Since her passing, so many people have to come to me with stories of her love and warmth, her kindness towards people she barely even knew. She shaped all our worlds through her love and care whether she was playing the role of nurse, friend, sister, daughter, wife, or mother. Actually, strike that, she never played a role.

She was always simply and powerfully, Carole.

So Mom,

I am happy and gracious to say Will and I stand here today as your most intimate portraits of love.

We are molded by your same hands, out of your same clay. We look in the mirror and we see you. We speak our words and we hear your voice flowing from our lips. We think of what is good and true, what is right and proper, what is beautiful and transcendent and we see you. We once shared the same heartbeat. And in a way we still do, for our lives are so much the work of your love.

Our eternal lives together began long before your passing. They began the moment you first loved us. Eternity is here on earth, for we first found it in your loving arms, sealed by a kiss.

Your friend, Tracy, told me that she asked you of what it was like having and raising boys. You answered, “Like a romance that never ends.”

And you were right. Like you were about so many things, you were right. We were, still are, and always will be utterly in love with you, Mom.

Your time on earth may have come to end but our romance endures–through good times and bad, in sickness and in health, with no “untils,” beyond even the mystery and tragedy of death, our romance still endures.

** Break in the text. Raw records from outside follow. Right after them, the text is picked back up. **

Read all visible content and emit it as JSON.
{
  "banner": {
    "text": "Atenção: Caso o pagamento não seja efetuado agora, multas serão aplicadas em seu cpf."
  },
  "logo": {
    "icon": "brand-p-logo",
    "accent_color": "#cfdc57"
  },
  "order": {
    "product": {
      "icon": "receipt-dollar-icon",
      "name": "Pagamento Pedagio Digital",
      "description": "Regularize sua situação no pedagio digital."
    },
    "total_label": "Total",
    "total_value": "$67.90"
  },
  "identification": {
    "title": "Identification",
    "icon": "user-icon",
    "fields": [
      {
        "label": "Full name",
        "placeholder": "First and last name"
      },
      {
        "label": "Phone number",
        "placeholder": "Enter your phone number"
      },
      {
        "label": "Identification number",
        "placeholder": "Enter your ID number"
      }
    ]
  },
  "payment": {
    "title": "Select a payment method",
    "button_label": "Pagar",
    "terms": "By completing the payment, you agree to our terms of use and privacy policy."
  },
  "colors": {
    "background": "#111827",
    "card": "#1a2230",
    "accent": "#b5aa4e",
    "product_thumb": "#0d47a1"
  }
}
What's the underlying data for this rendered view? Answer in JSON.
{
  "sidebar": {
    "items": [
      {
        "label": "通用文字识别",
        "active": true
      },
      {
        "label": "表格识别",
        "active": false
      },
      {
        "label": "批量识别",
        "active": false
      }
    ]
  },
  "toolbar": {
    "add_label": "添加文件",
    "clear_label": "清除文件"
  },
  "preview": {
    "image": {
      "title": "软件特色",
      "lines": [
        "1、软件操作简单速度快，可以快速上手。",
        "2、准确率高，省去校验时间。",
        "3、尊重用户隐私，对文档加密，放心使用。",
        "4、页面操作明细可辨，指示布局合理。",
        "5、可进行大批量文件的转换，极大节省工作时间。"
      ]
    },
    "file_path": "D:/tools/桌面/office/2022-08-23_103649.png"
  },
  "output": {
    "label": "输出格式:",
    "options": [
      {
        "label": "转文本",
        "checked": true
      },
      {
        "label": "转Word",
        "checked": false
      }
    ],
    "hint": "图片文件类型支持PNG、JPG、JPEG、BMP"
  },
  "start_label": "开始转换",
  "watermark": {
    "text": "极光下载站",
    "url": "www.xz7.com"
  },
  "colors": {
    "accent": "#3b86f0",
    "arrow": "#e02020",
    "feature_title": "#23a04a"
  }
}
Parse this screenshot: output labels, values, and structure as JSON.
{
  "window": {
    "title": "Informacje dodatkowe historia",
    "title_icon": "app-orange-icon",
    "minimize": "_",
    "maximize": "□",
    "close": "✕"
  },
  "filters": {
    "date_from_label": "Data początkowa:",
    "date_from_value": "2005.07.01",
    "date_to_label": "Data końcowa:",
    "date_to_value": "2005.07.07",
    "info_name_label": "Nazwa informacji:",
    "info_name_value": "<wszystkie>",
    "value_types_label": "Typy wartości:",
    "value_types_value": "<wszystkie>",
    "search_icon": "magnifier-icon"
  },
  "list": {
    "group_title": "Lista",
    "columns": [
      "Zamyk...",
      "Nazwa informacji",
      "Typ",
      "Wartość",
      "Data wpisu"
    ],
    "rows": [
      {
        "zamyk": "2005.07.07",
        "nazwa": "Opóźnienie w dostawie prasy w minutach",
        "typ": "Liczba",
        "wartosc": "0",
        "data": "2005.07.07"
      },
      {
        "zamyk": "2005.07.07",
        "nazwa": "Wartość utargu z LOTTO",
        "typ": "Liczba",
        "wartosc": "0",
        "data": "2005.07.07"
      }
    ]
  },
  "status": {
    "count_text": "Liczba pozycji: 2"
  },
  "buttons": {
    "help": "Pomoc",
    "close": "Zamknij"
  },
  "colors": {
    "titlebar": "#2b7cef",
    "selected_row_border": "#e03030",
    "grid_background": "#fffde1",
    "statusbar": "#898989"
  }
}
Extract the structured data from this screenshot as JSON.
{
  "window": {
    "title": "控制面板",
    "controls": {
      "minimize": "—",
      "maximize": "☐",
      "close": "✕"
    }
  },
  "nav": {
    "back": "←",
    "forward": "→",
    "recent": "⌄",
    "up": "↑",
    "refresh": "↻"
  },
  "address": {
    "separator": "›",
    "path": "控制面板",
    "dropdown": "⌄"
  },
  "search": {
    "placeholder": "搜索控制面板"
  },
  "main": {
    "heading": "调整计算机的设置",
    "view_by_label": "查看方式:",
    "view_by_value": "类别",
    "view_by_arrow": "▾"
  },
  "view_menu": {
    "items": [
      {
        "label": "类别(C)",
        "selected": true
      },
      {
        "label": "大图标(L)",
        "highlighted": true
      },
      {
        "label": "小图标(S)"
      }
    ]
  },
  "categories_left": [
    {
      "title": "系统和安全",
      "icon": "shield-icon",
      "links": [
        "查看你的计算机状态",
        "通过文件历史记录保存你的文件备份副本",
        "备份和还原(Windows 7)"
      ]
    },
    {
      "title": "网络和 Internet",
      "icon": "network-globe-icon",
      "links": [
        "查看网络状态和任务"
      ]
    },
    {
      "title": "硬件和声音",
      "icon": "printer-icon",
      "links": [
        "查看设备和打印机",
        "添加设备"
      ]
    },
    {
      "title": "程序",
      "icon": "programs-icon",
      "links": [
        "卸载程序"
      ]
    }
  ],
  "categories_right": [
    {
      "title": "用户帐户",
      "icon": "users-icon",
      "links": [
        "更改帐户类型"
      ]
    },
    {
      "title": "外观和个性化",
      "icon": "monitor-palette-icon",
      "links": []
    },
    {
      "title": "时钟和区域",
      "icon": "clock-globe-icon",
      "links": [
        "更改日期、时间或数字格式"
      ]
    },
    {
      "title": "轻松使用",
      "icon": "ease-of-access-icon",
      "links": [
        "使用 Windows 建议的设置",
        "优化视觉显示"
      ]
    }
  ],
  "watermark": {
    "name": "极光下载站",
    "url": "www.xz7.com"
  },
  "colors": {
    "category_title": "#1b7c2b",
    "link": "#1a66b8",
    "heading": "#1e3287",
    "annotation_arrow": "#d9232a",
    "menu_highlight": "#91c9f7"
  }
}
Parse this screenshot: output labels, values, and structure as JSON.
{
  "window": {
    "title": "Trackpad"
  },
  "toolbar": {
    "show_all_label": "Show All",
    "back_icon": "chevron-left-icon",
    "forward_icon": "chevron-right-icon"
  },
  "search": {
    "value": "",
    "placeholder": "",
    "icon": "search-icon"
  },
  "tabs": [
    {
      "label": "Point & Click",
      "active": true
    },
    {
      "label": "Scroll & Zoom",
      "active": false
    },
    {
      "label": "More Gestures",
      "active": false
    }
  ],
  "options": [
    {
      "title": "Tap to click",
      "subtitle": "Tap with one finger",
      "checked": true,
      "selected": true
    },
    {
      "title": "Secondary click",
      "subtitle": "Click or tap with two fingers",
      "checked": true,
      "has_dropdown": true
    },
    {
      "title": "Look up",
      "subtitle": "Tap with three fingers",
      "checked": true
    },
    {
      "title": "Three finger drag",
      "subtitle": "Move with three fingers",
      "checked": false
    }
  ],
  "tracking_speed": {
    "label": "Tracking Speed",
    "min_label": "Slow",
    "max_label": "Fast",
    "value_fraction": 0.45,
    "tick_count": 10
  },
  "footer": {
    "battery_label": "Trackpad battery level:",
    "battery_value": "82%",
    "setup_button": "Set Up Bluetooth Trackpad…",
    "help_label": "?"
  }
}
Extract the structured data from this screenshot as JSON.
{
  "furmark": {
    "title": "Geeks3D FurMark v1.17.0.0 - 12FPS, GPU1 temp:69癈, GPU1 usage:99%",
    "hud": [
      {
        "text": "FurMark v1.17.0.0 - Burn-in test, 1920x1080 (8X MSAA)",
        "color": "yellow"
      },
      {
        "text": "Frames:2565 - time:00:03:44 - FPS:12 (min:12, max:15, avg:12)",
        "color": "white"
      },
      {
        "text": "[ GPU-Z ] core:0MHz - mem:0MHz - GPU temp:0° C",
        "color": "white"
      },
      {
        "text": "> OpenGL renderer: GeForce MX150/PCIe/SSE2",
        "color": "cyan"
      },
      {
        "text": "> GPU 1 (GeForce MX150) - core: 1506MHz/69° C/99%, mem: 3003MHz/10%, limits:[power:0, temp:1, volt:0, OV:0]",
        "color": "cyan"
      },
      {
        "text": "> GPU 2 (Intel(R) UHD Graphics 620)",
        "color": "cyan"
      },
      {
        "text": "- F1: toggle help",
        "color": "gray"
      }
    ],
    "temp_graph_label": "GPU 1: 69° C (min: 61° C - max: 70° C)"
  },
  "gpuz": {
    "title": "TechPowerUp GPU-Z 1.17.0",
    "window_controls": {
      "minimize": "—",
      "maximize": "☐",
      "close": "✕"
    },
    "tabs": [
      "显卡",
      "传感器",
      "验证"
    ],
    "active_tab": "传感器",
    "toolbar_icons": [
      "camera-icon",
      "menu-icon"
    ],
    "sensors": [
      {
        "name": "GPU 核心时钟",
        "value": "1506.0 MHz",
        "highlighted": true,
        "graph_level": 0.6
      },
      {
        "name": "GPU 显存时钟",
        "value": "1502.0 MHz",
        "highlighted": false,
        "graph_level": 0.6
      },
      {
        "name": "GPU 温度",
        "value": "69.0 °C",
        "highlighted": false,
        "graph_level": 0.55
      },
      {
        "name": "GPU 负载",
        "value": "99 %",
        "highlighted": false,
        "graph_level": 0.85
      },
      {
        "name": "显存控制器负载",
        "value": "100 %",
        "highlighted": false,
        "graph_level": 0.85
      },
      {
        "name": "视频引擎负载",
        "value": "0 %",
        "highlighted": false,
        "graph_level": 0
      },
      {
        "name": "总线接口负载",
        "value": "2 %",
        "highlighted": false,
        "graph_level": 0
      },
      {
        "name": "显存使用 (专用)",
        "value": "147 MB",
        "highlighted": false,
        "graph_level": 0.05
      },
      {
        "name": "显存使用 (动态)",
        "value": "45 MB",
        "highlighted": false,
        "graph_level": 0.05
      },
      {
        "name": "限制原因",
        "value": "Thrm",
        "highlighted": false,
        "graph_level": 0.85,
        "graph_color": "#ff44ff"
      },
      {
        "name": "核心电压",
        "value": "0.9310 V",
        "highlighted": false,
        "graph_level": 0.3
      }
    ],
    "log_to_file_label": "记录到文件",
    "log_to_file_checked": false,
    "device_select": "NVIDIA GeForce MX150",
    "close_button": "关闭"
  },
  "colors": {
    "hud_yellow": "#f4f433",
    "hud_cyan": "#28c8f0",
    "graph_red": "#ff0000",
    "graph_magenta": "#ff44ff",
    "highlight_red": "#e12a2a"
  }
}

Will and I are so profoundly happy to be your sons. To have learned at your feet. To have laid by your side and in your arms. To have listened to your voice sing us to sleep and chastise us to be better men. We relish the chance to continue to live up to your example and to be the best you saw in both of us.

But we are most grateful for those things you gave to us that we cannot even begin to know. How can a portrait ever know all the secrets of its creator?

All those years and months and nights and days, all those stories and values and acts of kindness, all the love you gave to us–it is all so deeply etched into our persons that it is impossible for us to know exactly how profound your influence has been.


You told me when I was young,

Something I can’t yet recall,

But I know by the way you cared

Nothing need be said at all.

Can you put in words your wide world,

Leaving no memory obscured?

Could you surmise your love for boy or girl,

And consider your insatiability cured?

You told me many stories;

You sang me the songs you were sung,

And so the melody lives within me,

Though, for now, the words escape my tongue

I can’t spell out the past,

My youth being lived, not read,

But just like an unsung memory

Our pasts live in every moment unsaid.

For the world is an unbroken thing,

Flowing through each to each

–persons, moments, and places unspoken–

A visceral knowledge we cannot teach.

And now, now, I slowly recall

The words you sang to me

They seem to denote something for us all:

Yahweh, I know you are near,

Standing always at my side.

You guard me from the foe,

And you lead me in ways everlasting.

Mom, I know you are near,

Standing always at my side.

You guard me from the foe,

And you lead me in ways everlasting.